A proposal to do away with an eight-year tax break for expats could leave some residents in dire financial straits
Expats living in the Netherlands frustrated by shrinking tax benefit
Almost five years ago, Antonios Cheras, a Greek national, moved with his family to the Netherlands even though he spoke no Dutch and had many more job offers in the UK. The draw: an unbeatable tax break.
The so-called “30-per cent rule,” which exempts 30 per cent of an expat’s salary from income tax for eight years, has been a major factor in attracting people like Mr Cheras. Now, Prime Minister Mark Rutte’s government, looking to deliver on a coalition deal, is seeking to limit it to five years - retroactively.
For Mr Cheras, who last year bought a €400,000 ($465,000) house that will be ready to move into in December, the pull-back hits both his pocketbook and his idea of Dutch fairness and stability. He now fears he might not be able to keep the house since he was counting on the tax break over three more years to service his mortgage.
“The Netherlands had a really good reputation - that the environment is stable here to develop, as a company, or as a person, but now I feel that’s not true,” says Mr Cheras, whose new home is about 10 kilometres from The Hague in Nootdorp.
The 47-year-old software engineer was scouted to move to the Netherlands for telecom firm Royal KPN before switching to his current employer, a big Dutch financial institution.
The government’s plan has also drawn the ire of companies and academic institutions that rely on foreign talent. The chief executives of payments processor Adyen and digital map maker TomTom were among the signatories of a letter to deputy finance minister Menno Snel in June, highlighting the need for some transitional regulation.
On April 20, Mr Snel told Dutch Parliament the time-reduction plan would affect both new and existing beneficiaries. The proposal, which is expected to be adopted by parliament at the end of this year, is part of a wider plan that includes scrapping the dividend tax, lowering corporate taxes and raising the lower VAT, and is set to save at least €284 million per year through 2021, according to government estimates.
The savings are “assuming that we expats will all stay and pay more,” says Mike Weeks, 36, from Cincinnati in the US, who is a co-founder of United Expats of the Netherlands, which opposes the proposal. “But we can’t, so we won’t. We will have to leave.”
According to 2016 data from the Dutch finance ministry, there are about 65,000 recipients of the tax benefit. An employee making €60,000 a year would face a cut of €8,844, government calculations show - or €737 net per month. At €100,000, take-home pay would be slashed by €16,665.
Mr Snel brushes away the criticism, citing a report from research and consulting firm Dialogic commissioned by his predecessor that shows about 80 per cent of the recipients do not use the benefit beyond five years.

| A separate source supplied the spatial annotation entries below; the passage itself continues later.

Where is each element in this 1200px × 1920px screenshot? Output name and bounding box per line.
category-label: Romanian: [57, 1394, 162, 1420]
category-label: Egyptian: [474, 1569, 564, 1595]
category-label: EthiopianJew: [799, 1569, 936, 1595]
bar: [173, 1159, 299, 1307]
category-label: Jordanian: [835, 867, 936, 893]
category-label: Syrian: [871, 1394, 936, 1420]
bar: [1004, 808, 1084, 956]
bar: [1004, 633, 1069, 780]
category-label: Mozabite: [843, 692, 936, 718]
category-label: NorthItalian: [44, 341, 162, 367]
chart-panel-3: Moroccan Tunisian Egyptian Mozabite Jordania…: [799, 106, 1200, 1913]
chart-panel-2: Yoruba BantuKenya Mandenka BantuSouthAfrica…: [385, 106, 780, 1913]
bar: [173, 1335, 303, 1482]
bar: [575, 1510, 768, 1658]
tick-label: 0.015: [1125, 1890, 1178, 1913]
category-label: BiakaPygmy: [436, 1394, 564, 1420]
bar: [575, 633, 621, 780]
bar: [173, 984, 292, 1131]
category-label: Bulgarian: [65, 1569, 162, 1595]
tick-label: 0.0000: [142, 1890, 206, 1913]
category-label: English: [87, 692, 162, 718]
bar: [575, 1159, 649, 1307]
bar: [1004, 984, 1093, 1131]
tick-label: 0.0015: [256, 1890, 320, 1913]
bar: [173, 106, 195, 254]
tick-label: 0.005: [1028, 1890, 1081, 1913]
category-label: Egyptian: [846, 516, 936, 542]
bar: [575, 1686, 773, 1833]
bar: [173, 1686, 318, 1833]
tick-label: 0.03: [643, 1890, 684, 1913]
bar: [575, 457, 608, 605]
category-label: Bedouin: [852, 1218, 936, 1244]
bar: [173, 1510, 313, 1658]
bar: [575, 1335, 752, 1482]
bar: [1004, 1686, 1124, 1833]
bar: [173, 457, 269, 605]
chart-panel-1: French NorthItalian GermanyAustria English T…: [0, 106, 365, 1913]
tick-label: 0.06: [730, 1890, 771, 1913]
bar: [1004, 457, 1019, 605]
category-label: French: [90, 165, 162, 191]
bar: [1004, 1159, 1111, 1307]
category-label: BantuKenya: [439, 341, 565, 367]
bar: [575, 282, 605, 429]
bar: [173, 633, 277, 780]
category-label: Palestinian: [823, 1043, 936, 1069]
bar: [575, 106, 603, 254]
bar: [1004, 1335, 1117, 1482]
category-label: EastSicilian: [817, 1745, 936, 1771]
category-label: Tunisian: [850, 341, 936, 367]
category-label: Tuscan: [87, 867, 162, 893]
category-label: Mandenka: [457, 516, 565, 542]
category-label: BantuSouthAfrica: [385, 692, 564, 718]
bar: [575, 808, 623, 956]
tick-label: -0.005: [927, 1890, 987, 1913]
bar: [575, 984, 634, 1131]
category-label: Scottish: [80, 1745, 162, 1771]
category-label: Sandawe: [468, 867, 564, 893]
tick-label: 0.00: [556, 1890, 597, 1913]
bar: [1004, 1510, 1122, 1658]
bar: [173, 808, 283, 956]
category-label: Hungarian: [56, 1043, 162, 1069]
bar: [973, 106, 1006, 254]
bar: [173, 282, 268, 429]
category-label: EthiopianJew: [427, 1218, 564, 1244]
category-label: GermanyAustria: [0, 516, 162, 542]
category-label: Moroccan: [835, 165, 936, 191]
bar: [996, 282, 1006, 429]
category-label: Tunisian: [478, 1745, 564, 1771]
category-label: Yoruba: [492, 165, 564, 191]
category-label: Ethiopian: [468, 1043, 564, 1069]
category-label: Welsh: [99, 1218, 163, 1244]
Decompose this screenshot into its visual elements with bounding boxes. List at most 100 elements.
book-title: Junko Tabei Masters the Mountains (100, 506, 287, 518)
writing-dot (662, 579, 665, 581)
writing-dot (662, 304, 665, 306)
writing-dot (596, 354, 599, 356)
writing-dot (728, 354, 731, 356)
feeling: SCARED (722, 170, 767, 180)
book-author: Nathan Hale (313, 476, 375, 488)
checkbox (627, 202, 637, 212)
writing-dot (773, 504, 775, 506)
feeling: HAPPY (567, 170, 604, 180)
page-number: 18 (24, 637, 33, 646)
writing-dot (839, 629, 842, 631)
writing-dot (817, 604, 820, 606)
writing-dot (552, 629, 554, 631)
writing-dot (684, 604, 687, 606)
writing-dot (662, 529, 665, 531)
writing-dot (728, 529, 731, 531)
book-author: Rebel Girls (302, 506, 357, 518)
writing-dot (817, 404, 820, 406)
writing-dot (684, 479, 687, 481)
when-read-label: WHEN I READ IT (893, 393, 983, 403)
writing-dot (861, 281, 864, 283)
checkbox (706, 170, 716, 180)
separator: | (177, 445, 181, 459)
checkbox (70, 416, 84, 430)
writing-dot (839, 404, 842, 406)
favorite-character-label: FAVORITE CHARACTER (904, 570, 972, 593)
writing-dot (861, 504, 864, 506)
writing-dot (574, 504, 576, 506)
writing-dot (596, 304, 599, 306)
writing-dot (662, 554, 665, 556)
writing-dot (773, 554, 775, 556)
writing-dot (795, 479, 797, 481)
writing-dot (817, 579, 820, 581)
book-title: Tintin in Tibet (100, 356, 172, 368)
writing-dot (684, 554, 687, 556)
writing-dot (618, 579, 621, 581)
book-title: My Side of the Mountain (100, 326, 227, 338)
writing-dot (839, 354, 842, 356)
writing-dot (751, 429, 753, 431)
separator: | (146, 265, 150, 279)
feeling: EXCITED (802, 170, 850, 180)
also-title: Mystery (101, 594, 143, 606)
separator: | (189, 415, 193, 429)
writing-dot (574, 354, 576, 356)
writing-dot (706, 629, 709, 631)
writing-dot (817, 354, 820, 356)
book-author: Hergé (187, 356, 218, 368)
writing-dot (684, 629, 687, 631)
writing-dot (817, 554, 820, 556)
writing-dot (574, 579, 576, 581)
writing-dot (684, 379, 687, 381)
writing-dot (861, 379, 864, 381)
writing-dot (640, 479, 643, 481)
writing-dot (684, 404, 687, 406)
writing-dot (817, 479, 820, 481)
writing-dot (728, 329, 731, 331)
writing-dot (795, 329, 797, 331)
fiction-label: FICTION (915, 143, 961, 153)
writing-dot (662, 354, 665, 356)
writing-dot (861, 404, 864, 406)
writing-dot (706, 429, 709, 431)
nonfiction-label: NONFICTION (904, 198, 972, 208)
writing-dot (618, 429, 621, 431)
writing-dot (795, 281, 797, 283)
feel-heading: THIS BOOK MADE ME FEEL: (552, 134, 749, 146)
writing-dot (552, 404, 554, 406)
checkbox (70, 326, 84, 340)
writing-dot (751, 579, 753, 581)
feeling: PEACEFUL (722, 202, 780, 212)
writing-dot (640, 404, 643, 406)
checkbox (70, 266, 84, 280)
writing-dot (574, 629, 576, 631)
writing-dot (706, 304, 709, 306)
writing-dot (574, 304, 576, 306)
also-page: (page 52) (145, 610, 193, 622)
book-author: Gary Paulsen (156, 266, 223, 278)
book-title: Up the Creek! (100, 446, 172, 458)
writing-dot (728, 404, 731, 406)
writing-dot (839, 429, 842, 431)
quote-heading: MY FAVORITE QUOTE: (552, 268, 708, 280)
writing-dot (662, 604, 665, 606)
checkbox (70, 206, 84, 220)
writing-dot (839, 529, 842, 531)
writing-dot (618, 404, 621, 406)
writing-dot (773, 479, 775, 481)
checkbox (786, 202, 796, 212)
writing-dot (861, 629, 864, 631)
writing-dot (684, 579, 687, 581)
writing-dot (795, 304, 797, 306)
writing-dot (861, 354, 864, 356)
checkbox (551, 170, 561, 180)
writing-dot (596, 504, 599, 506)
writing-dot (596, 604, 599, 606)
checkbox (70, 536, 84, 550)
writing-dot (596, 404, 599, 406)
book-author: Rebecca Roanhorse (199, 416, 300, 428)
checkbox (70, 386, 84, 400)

“Why would you have a rule much longer than it’s effective,” Mr Snel said in June.
German demographer Thomas Leopold, one of the affected expats and an associate professor at the University of Amsterdam, has challenged Dialogic’s findings, saying the data used is incomplete. The Dutch finance ministry confirmed that the data in the report does not paint a complete picture and said it’s updating the estimates, which will require additional information. Overall, however, it stands by the findings, and Mr Snel is holding strong.
“I don’t consider transitional legislation legally necessary,” he said in a letter to parliament, adding that the legality in individual cases belongs to the courts.
UENL has launched a media campaign, reached out to members of parliament, staged a rally in The Hague and submitted a petition with approximately 30,000 signatures to the lower house’s finance committee at the end of May, asking for transitional regulation. Its war cry - “a deal is a deal,” or “afspraak is afspraak” - copies what Mr Rutte has said on other topics.
If the government does not budge, several expats may need to make major life changes. Some may default on loans or be forced to sell their homes at a loss, while others are contemplating cutting back on daycare, pulling kids out of international schools, or even leaving the Netherlands altogether.
UENL’s Mr Weeks and his wife Cristina say they would be forced to sell the home they bought only a year ago at the market’s peak, investing their life savings.
“Our financial future will be destroyed by this,” Mr Weeks says at their terraced home in a small town just south of Amsterdam, where they live with their toddler Parker and two Labrador retrievers, Aspen and Dutch. “We are an easy target. We don’t get to vote.”